Dollar General Stock: Volume Trends and Dark Pools
Dollar General stock’s liquidity analysis shows a slight decrease in the daily trading volume compared to its average over the past two months. The current volume stands at 4,257,941, which is marginally lower than the 4,567,811 average. This indicates a potential reduction in market activity or investor interest in the short term.
The Dark Pool Index (DPI) is 55.32%, suggesting that over half of DG’s trading occurs in dark pools. This level of dark pool activity can imply that larger trades are being executed away from the public exchanges, possibly to minimize market impact. Such a DPI percentage indicates a healthy level of liquidity, as significant volumes are being transacted, albeit privately.
Overall, while daily trading volume slightly declines, the relatively high DPI suggests that DG maintains good liquidity through alternative trading venues. This setup benefits large investors looking to execute trades without causing significant price movements. However, the reliance on dark pool transactions could mask true market sentiment, making it crucial for traders to remain vigilant of any shifts in trading patterns or volumes that might impact DG’s price stability in public markets.

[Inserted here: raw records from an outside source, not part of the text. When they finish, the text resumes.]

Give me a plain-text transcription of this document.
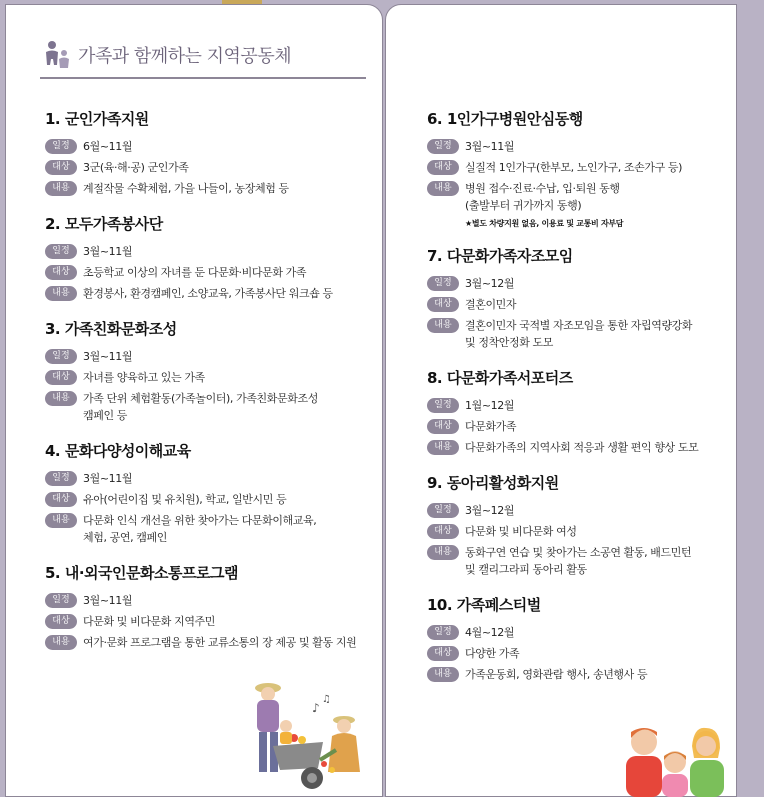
가족과 함께하는 지역공동체
1. 군인가족지원
일정	6월~11월
대상	3군(육·해·공) 군인가족
내용	계절작물 수확체험, 가을 나들이, 농장체험 등
2. 모두가족봉사단
일정	3월~11월
대상	초등학교 이상의 자녀를 둔 다문화·비다문화 가족
내용	환경봉사, 환경캠페인, 소양교육, 가족봉사단 워크숍 등
3. 가족친화문화조성
일정	3월~11월
대상	자녀를 양육하고 있는 가족
내용	가족 단위 체험활동(가족놀이터), 가족친화문화조성
캠페인 등
4. 문화다양성이해교육
일정	3월~11월
대상	유아(어린이집 및 유치원), 학교, 일반시민 등
내용	다문화 인식 개선을 위한 찾아가는 다문화이해교육,
체험, 공연, 캠페인
5. 내·외국인문화소통프로그램
일정	3월~11월
대상	다문화 및 비다문화 지역주민
내용	여가·문화 프로그램을 통한 교류소통의 장 제공 및 활동 지원
♪
♫
6. 1인가구병원안심동행
일정	3월~11월
대상	실질적 1인가구(한부모, 노인가구, 조손가구 등)
내용	병원 접수·진료·수납, 입·퇴원 동행
(출발부터 귀가까지 동행)
★별도 차량지원 없음, 이용료 및 교통비 자부담
7. 다문화가족자조모임
일정	3월~12월
대상	결혼이민자
내용	결혼이민자 국적별 자조모임을 통한 자립역량강화
및 정착안정화 도모
8. 다문화가족서포터즈
일정	1월~12월
대상	다문화가족
내용	다문화가족의 지역사회 적응과 생활 편익 향상 도모
9. 동아리활성화지원
일정	3월~12월
대상	다문화 및 비다문화 여성
내용	동화구연 연습 및 찾아가는 소공연 활동, 배드민턴
및 캘리그라피 동아리 활동
10. 가족페스티벌
일정	4월~12월
대상	다양한 가족
내용	가족운동회, 영화관람 행사, 송년행사 등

Government Contracts: Peak and Decline Trends
From 2015 to 2022, DG’s government contracts fluctuated significantly. In 2015, the amount was $136,080, which surged to $972,815 in 2017, indicating strong growth. However, by 2020, there was a steep decline to $17,945, dropping to $7,864 in 2022. This pattern suggests DG experienced peak performance in 2017 but faced challenges in sustaining contracts, possibly due to changes in government spending priorities or competitive pressures.
U.S. Patent Growth: A Winning Trend
The data indicates a consistent increase in the number of patents held by DG in the U.S. from 2017 to 2021. Starting with 1,011 patents in 2017, DG’s portfolio grew steadily each year, reaching 1,562 patents by 2021. This represents a notable growth trend, suggesting a strong commitment to innovation and intellectual property development. The consistent annual increase highlights DG’s strategic focus on expanding its technological assets. This enhances competitive advantage and value creation in the market.
Congressional Stock Moves: A Tale of Divergence
In recent congressional trades, Representative John James, a Republican from the House of Representatives, reported a sale of shares in Dollar General on June 3, 2024, valued between $1,001 and $15,000. The report was filed on September 2, 2024. This transaction follows a purchase by fellow Republican Representative Dan Newhouse, also from the House of Representatives, who acquired shares in the same company on April 10, 2024, within the same valuation range, with his report filed on April 25, 2024.
These trades reflect potentially differing perspectives on Dollar General’s market position or financial strategy. Newhouse’s purchase in April suggests an optimistic view of Dollar General stock’s future performance, while James’s sale in June might indicate a reevaluation or profit-taking strategy.
Disclosures:
On the date of publication, Yiannis Zourmpanos did not hold (either directly or indirectly) any positions in the securities mentioned in this article. This report has been generated by our stock research platform, Yiazou IQ, and is for educational purposes only. It does not constitute financial advice or recommendations.